Under this analogy, I am not doing anything for people on the outside of the Church. Non-Christians often believe in music as an alternative religion. I cannot persuade such people to disbelieve in music by reason, for all I have tried. They need the Gospel and when they hear it, they will let go of believing in music for themselves. So, while I am frankly critical in my examination of the non-Christian view of music - for it often adversely affections Christians - I do not argue with non-Christians about music. We will never agree and the argument would only be for the sake of arguing.

My perspective is expounded in my books and briefly in the blogs on this site. I welcome cordial conversations with fellow-Christians who have read my books and request a disclosure of religious affiliation on the contact form so I can respectfully know where you are coming from. That said, I will not debate or argue. Time is too precious to me and confrontation on music is often a mask for an argument on doctrinal matters and Scriptural interpretation. While I would gladly talk about such things in person, the online sphere is an inappropriate medium for such discussions and tends to escalate out of control, eating time and going no where.

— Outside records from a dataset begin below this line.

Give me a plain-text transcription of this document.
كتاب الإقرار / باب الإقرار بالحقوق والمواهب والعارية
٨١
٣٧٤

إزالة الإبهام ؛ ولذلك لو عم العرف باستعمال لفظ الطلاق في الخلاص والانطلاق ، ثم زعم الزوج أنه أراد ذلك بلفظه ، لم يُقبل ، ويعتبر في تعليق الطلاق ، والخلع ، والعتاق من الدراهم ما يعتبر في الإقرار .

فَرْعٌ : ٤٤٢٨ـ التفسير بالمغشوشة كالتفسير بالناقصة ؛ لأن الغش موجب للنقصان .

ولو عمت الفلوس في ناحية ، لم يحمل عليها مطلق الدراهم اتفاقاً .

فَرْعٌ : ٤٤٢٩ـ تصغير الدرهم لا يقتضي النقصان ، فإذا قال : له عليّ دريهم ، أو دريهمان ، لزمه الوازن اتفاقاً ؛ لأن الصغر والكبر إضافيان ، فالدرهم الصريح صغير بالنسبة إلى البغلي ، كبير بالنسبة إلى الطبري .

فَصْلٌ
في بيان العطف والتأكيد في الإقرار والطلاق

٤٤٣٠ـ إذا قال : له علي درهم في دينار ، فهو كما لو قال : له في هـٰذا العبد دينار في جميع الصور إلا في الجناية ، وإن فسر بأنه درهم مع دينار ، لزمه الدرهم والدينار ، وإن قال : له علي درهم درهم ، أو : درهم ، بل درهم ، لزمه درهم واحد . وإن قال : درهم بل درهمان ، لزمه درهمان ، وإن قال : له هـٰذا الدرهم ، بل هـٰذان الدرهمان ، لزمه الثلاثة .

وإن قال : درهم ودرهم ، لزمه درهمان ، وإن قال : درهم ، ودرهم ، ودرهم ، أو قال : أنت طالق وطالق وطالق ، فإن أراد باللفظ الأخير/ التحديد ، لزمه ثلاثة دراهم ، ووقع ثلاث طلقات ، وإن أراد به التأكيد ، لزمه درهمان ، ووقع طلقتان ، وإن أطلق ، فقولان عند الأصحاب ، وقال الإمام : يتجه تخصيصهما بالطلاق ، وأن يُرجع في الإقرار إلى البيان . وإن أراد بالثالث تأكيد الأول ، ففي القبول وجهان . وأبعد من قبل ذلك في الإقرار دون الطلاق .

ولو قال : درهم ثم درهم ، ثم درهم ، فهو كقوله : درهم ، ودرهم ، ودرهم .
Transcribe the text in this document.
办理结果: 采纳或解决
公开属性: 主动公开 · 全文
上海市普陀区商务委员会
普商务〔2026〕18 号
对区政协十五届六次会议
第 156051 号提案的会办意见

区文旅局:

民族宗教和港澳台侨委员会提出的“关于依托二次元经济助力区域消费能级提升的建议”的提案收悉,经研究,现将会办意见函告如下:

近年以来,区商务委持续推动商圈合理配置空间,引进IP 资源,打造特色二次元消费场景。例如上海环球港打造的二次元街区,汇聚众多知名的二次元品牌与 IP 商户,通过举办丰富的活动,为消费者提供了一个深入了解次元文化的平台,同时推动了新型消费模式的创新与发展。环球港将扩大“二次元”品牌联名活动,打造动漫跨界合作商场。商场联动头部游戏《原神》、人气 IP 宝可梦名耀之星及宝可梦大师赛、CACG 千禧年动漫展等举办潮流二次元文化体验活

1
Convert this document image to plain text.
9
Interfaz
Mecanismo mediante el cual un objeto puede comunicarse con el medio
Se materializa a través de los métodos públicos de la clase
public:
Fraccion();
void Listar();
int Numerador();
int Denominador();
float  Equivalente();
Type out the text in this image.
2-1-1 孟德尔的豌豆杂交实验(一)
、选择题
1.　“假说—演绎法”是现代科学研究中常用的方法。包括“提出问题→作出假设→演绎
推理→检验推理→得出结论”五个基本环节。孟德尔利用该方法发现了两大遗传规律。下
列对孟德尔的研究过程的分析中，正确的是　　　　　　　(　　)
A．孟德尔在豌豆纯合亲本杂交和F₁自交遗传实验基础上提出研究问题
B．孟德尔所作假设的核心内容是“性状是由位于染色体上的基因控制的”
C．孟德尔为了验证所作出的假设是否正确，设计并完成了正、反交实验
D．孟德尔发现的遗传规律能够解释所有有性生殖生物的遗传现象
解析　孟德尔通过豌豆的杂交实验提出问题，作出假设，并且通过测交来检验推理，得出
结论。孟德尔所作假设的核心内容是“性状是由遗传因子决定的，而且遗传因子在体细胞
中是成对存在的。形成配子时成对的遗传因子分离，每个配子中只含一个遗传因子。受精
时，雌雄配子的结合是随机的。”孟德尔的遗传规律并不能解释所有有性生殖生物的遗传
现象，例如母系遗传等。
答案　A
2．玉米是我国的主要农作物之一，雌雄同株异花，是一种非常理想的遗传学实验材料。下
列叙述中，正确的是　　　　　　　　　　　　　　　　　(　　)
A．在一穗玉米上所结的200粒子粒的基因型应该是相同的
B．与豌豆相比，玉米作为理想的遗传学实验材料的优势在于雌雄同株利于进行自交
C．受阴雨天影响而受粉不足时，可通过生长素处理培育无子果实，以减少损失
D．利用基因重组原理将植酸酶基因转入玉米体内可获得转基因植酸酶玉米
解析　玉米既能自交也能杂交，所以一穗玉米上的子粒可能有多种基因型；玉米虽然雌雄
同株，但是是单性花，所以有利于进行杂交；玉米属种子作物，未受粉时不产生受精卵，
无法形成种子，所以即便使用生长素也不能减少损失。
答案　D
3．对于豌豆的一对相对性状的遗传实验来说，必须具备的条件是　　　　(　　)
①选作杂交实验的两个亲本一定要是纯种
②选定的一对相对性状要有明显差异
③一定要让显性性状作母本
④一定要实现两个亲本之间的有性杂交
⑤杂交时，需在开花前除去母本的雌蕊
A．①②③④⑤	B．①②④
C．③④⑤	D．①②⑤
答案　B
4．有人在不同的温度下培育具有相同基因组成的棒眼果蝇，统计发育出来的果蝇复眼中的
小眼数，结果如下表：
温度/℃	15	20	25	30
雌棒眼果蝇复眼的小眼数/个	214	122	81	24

Comments are posted at my discretion. 

Removing the ivy has consequences. People within the Church are forced to see the ugliness outside more clearly. It cannot be helped - nor should it. The Calvinist, it has been said, should never be shocked by sin. The world is desperately wicked and in dire need of salvation through the Lord Jesus Christ. Since that society rejects Him, it ought to be in a mess and it is in a mess. With the exception of the tender minds of little children, we should not obscure the wickedness, pulling a curtain across the degradation in order to spare our own blushes.

I am not creating anything, hence the analogy of the ivy. The truth was always there. I am not saying something new. I am not making a new Church or changing its location. I am trying to restore what was there and help other Christians to see it so that they may walk more boldly in the light of God's Word. 

This is no grand gesture. Neither is it a quick fix. Ivy grows back. There is no place for smugness or complacency. We do not pick the ivy off the window and then say, "That's it, we can relax now." I have been doing this for over 12 years, whether or not people are watching, whether or not people were buying and reading my books. And I am only just beginning to see the scope of the task and the shallowness of my progress. But this is how I glorify God.